Neither of these styles is inherently more honest than the other. They are simply different products designed for different consumer segments. When the hard performance collides with the soft performance, the audience treats it like a ideological civil war. It is not. It is just product competition on the same shelf.
The Hypocrisy Trap
The immediate counter-response from the internet was to turn the mirror back on Owens. Commentators began analyzing her interactions with her husband, George Farmer, searching for micro-expressions that might betray a lack of warmth or a hidden transactional nature.
This response falls directly into the hypocrisy trap.
The assumption is that if a commentator can be proven to have an imperfect marriage, their critique of someone else’s marriage is invalidated. This completely ignores how public messaging works. The validity of an ideological stance in the media market does not depend on the private behavior of the person espousing it; it depends entirely on how effectively that stance can be monetized and weaponized against competitors.
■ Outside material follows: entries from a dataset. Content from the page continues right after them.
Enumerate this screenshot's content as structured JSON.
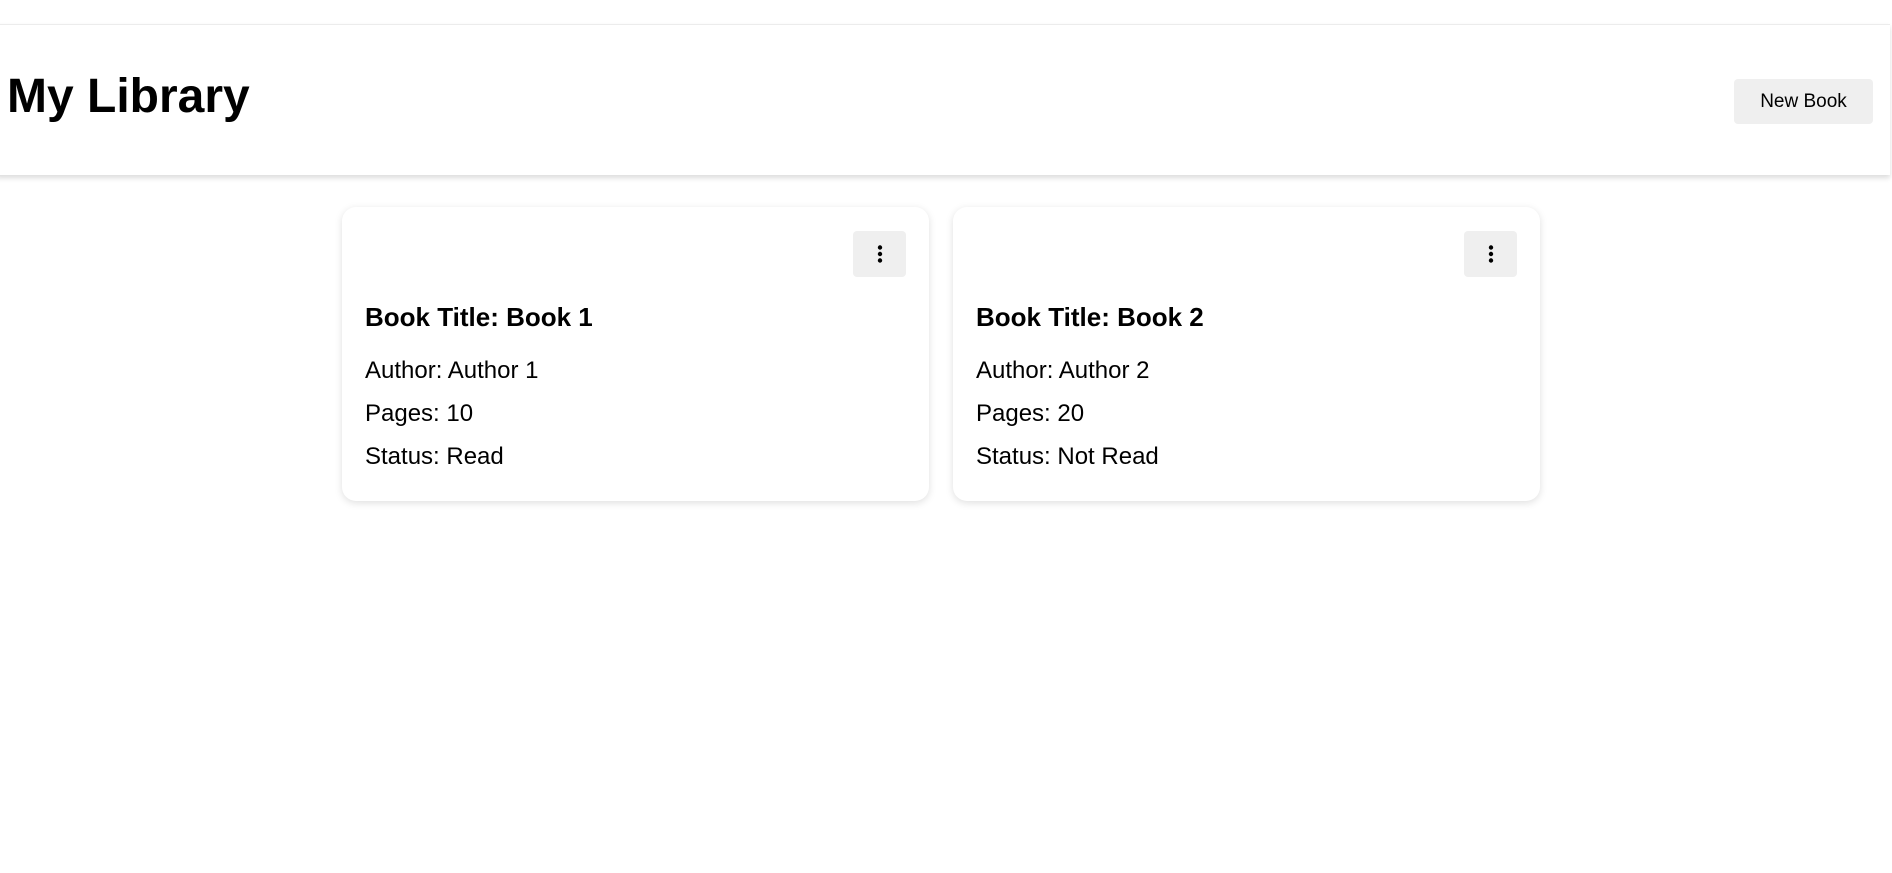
{
  "header": {
    "title": "My Library",
    "new_book_label": "New Book"
  },
  "books": [
    {
      "title": "Book Title: Book 1",
      "author": "Author: Author 1",
      "pages": "Pages: 10",
      "status": "Status: Read",
      "menu_icon": "more-vertical-icon"
    },
    {
      "title": "Book Title: Book 2",
      "author": "Author: Author 2",
      "pages": "Pages: 20",
      "status": "Status: Not Read",
      "menu_icon": "more-vertical-icon"
    }
  ],
  "colors": {
    "button_bg": "#efefef",
    "card_bg": "#ffffff",
    "text": "#000000"
  }
}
Imagine a scenario where a corporate CEO criticizes a competitor’s supply chain efficiency. Does the public demand to see the CEO’s personal bank statements to check if they practice perfect personal financial hygiene? No. They evaluate the critique based on market dynamics. Yet, when it comes to cultural commentators, the audience demands an impossible standard of domestic purity, failing to recognize that the commentary itself is the commodity.
The Real Cost of Performing Perfection
There is a genuine downside to this system, but it is not the one the public is talking about. The danger is not that these influencers are secretly miserable or that their marriages are complete shams. The danger is the hyper-normalization of unattainable standards for the audience.
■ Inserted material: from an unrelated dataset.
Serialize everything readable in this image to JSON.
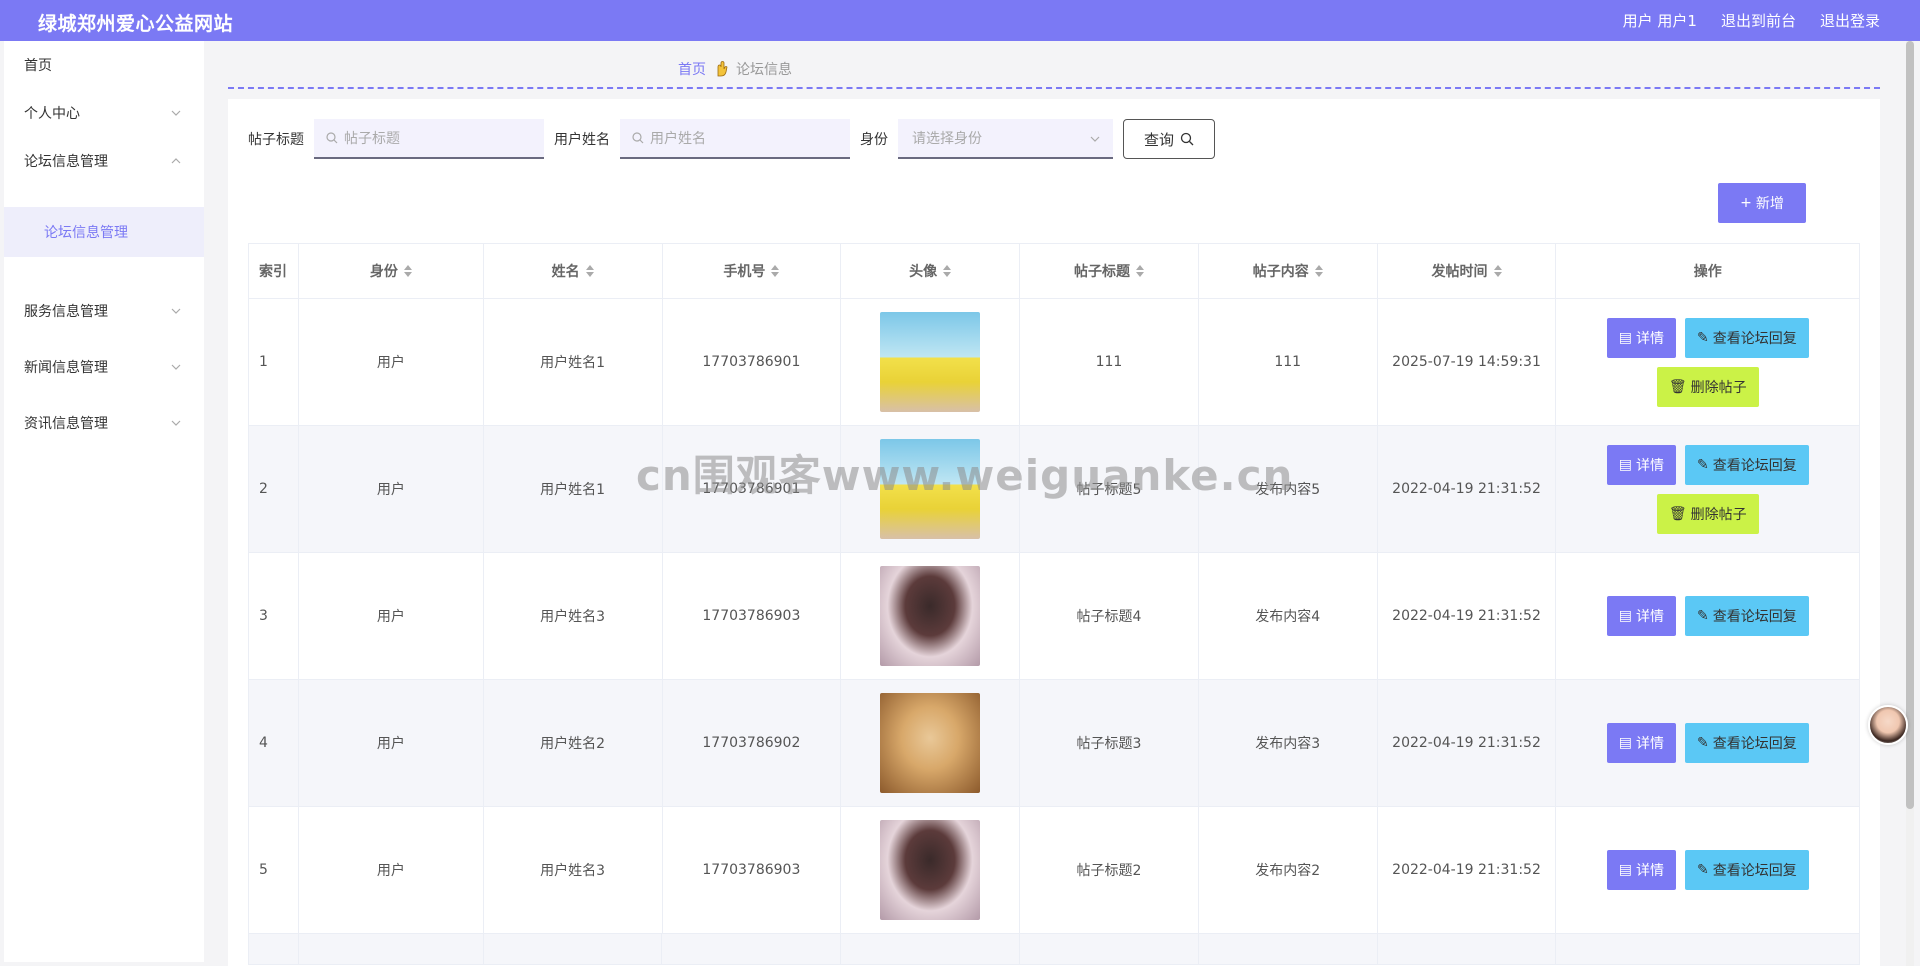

When creators weaponize the concept of a perfect relationship, they create an environment where any sign of human variation is treated as a systemic failure. If a spouse looks distracted in a video, they are labeled a narcissist. If a couple does not exhibit the exact prescribed cadence of public affection, their union is deemed a fraud.
This creates a brutal feedback loop for the creators themselves. They become trapped in the caricatures they have built. To maintain their market share, they must continuously escalate the performance of their private lives, turning milestones into content blocks and personal challenges into strategic silences. The moment the performance slips, the vultures circle, using the creator's own past statements as the blueprint for their destruction.
Stop Looking for Truth in the Comments Section
The viral debate over Owens and Kirk reveals an audience that is profoundly naive about the nature of modern media production. People genuinely want to believe that the cultural figures they follow are fighting a pure war of ideas. They want to believe that these call-outs are motivated by a deep desire for cultural truth.
They are not. They are motivated by the structural realities of a platform economy that rewards escalation, fragmentation, and personal conflict above all else.
If you are spending your time analyzing the body language of media figures to determine who has "real feelings" and who is a "narcissist," you are asking the wrong question entirely. You are consuming a product and treating it like a diary entry.
The mechanics of this industry dictate that everything visible is part of the product. The anger is part of the product. The marriage is part of the product. The feud itself is the highest-margin product on the market. Turn off the video, ignore the psychoanalysis, and recognize the machinery for what it is: a business that profits from your outrage, regardless of who is standing at the altar.